Next / Previous / Contents / Shipman's homepage

3.4. Overall procedure

Here is an outline of the overall program flow.

  1. Read the ranks file and use it to build an instance of the Hier class.

  2. Create an empty Txny instance to hold the taxonomic tree. Create an empty AbTab instance to hold the symbol table for form codes.

  3. Read the .std file. Each line in this file represents at least one taxon, and if the rank of that taxon is found in the Hier instance, we can ignore it.

    Although there are no lines representing genera, the first species in each genus is effectively the line that causes creation of a genus-level taxon in the taxonomic tree, so effectively such lines define two taxa.

    • If the tree is empty, this must be the first line of the .std file; add its taxon as the new root of the taxonomic tree.

    • If the tree is not empty, find the parent taxon of the current line.
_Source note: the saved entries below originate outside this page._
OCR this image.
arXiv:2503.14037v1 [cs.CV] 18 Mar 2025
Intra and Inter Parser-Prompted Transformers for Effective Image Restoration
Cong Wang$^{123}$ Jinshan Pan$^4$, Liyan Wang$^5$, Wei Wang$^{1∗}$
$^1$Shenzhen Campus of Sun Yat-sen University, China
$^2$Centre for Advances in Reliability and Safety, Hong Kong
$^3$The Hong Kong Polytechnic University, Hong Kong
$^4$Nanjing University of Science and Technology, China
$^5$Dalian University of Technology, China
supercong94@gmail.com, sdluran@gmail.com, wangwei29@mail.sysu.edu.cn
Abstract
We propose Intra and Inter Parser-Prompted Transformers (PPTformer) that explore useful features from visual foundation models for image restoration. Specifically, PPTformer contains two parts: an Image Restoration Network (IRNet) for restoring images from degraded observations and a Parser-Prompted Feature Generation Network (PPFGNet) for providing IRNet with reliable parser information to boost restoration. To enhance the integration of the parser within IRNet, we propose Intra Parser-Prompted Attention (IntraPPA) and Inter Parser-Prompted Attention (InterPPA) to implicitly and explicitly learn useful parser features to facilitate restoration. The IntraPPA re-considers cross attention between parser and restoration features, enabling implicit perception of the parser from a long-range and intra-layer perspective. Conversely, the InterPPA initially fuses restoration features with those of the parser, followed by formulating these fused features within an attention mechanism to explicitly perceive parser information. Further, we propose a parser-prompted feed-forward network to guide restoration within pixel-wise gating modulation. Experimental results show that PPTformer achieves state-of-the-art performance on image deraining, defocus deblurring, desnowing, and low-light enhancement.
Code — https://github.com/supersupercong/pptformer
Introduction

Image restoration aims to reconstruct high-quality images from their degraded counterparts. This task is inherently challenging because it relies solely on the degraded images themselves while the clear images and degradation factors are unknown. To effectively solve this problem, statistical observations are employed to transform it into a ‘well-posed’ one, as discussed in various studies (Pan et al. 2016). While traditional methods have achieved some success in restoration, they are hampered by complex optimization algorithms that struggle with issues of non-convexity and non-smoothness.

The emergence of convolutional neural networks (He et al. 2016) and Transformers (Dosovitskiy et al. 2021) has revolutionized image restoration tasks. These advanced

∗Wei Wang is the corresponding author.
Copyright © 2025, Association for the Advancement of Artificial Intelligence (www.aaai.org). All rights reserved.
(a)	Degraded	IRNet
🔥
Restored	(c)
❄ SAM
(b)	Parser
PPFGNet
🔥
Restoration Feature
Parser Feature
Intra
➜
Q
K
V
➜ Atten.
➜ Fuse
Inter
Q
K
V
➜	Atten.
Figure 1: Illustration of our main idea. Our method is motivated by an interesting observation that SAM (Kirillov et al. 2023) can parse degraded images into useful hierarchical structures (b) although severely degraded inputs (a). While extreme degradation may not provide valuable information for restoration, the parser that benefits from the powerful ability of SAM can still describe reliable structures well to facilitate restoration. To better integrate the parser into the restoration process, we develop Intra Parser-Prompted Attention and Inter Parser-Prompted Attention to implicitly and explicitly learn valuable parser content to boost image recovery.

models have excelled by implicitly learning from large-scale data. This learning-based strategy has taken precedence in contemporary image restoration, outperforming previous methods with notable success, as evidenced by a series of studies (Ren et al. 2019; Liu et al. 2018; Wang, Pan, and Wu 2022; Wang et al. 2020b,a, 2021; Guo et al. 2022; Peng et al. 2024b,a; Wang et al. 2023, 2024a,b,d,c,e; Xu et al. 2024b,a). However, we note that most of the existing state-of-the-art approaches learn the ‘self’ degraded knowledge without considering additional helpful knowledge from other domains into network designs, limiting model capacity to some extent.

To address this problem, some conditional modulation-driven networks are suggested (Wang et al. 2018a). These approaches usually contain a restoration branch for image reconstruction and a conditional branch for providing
To do this, traverse the tree from the root, always choosing the last child of each taxon, until we reach a taxon that has no children, or whose children are at the same taxonomic level as the new taxon to be added.

      Having found the appropriate parent taxon, add the new taxon (or taxa, in the case of a new genus) as that parent's new last child.

    • If the current line of the .std file defines a species, add its form code to the symbol table. The form code is derived from the English name by applying the standard rules, unless an explicit disambiguation code follows the scientific name field on the line. The symbol table logic will signal an error if this code duplicates one already added.

  4. Read the .alt file. Each line defines one form code, which is added to the symbol table after various error checks.

  5. We check every entry in the symbol table for validity. Every referenced symbol must have be defined. There must be no cycles in the “references” relation; that is, no cases where, for example, code A is the equivalent of code B which is the equivalent of code C which is the equivalent of code A.

  6. Write the four product files. The .tre file is produced by a depth-first preorder traversal of the taxonomic tree: the root taxon first, then its first child, then its first child's first child, and so forth.

    A single pass through the symbol table is sufficient to produce both the .ab6 and .col files. We visit the entries in ascending order by form code, writing a line to the .ab6 file if it is a valid code or writing a line to the .col file if it is a collision form.

    The XML output file is generated by similar techniques. The four major sections of this file correspond to the Hier instance, the taxonomic tree, the valid entries in the symbol table, and the collision entries in the symbol table. For the XML generation technology, refer to Python XML processing with lxml.